Peter from Intuit mentioned Genesis measurement services as a possible integrated service.

Please do add your comments, and continue the great conversation we had this morning. Feel free to add links to helpful resources in your comments, and particularly any case studies of things your organization is doing.

Change in Plans

“Wait a sec… I think I just… Yeah, I just had an idea.”

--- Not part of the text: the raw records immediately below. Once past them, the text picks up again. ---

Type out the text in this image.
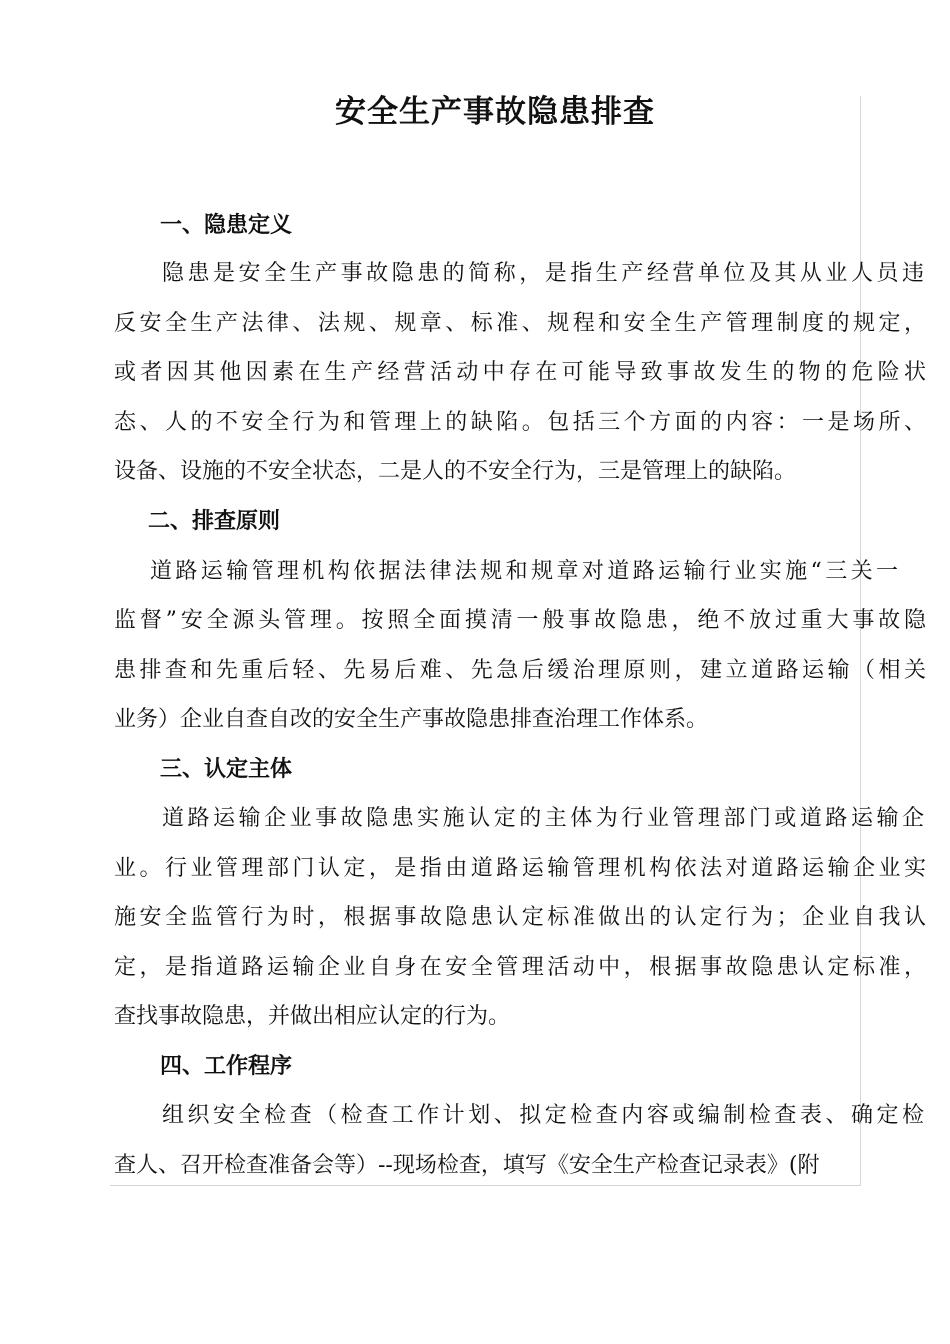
安全生产事故隐患排查
一、隐患定义
隐患是安全生产事故隐患的简称，是指生产经营单位及其从业人员违
反安全生产法律、法规、规章、标准、规程和安全生产管理制度的规定，
或者因其他因素在生产经营活动中存在可能导致事故发生的物的危险状
态、人的不安全行为和管理上的缺陷。包括三个方面的内容：一是场所、
设备、设施的不安全状态，二是人的不安全行为，三是管理上的缺陷。
二、排查原则
道路运输管理机构依据法律法规和规章对道路运输行业实施“三关一
监督”安全源头管理。按照全面摸清一般事故隐患，绝不放过重大事故隐
患排查和先重后轻、先易后难、先急后缓治理原则，建立道路运输（相关
业务）企业自查自改的安全生产事故隐患排查治理工作体系。
三、认定主体
道路运输企业事故隐患实施认定的主体为行业管理部门或道路运输企
业。行业管理部门认定，是指由道路运输管理机构依法对道路运输企业实
施安全监管行为时，根据事故隐患认定标准做出的认定行为；企业自我认
定，是指道路运输企业自身在安全管理活动中，根据事故隐患认定标准，
查找事故隐患，并做出相应认定的行为。
四、工作程序
组织安全检查（检查工作计划、拟定检查内容或编制检查表、确定检
查人、召开检查准备会等）--现场检查，填写《安全生产检查记录表》(附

Lloyd Christmas, Dumb & Dumber

A funny thing happened on the way to Phoenix. As I was sitting in the airport in Rochester, Minn. I had finished a post previewing a series on using Facebook for qualitative market research, and promised that my next few posts would flesh out this concept step-by-step. But some First Class brainstorming on the flight from Minneapolis to Phoenix has caused me to think more expansively. I have some more details to work out, but as I do I will return to that concept of Facebook Focus groups as part of the the broader framework.

So here’s a review of my Sunday travel experience, and a look ahead to the Frost & Sullivan conference, from which I plan to be blogging.

  • Goofy TSA moment: It might not be exactly a TSA responsibility as much as a general transportation regulation issue. As I disembarked from the tiny plane that had made the puddle jump from Rochester to Minneapolis, most of the passengers were gathered around the door where the luggage that had been checked planeside (mine included) was about to be delivered. The area was packed, and I didn’t want to block the doorway, so I set my laptop bag in one of the chairs just inside the waiting area near the gate. The gate attendant noted that I had broken the plane of the doorway (as Marion Barber, III just did to give the Cowboys a 14-7 lead over the Giants), so as I popped back in she said, “Sir, since you left the gate I’m going to need to have you show me your boarding pass.” Me: “You’ve got to be kidding.” Answer: “I’m NOT kidding. Regulations say that when passengers leave the gate area, they need to show their boarding pass.” This wasn’t a big deal. I pulled it right out of my coat pocket and it was quickly resolved. But to the extent that devotion to regulation enforcement has trumped common sense (she knew I had been on the plane, and watched me walk up the ramp and set my laptop bag 18 inches outside the gate and step back in), it’s a sign that Mark Steyn is right. If we’re entrusting our security to aggressive enforcement of the gate regulations instead of, say, the porous borders through which the next 9/11-type terrorists could enter, that’s a losing proposition.
  • Upgraded Seating. What led to my first-class brainstorming was being in, well… First Class. I had just gotten notification that I had achieved Silver Elite status with Northwest Airlines based on my travel for 2007. Our Carlson Travel group assistant had noticed that I had been booked in a middle seat, and sent my assistant a note saying that with Silver Elite I could book premium seats at no charge through NWA.com anytime before the flight, and had changed me to aisle seats. I’m still not sure exactly how I ended up in First Class. If anyone can fill me in on how this Silver Elite thing works and what I need to do to have the best chance of getting upgrades, I’d welcome the explanation, because I’m really new at it, and it was nice to not be crowded, and to get an omelette instead of Pringle’s.
  • Spiritual Social Media. Because my first flight was at 7:15 and I didn’t arrive in Phoenix until 11:20, I didn’t get to go to church. I watched a John Piper sermon on my video iPod. I’ve written previously about how I appreciated what Dr. Piper and the Desiring God Ministries team have done with podcasts through their radio without radio initiative. Now R.C. Sproul, another of my favorites, also offers his daily radio program as a podcast.

After Dr. Piper’s sermon (and finishing another good book I’ll be reviewing soon), I was in a great frame of mind for heavy-duty brainstorming. I look forward to sharing those ideas as I refine them further. Meanwhile, the Frost & Sullivan conference is about to begin, in an hour or so, so it’s time to hit the showers after having gone for a run here at the Wigwam Golf Resort & Spa. It’s a really nice place, and the weather is fantastic.

My next few posts will be about what I’m learning here. I attended another of these Frost & Sullivan events last July and blogged about it. I expect this one will give me lots of material, too.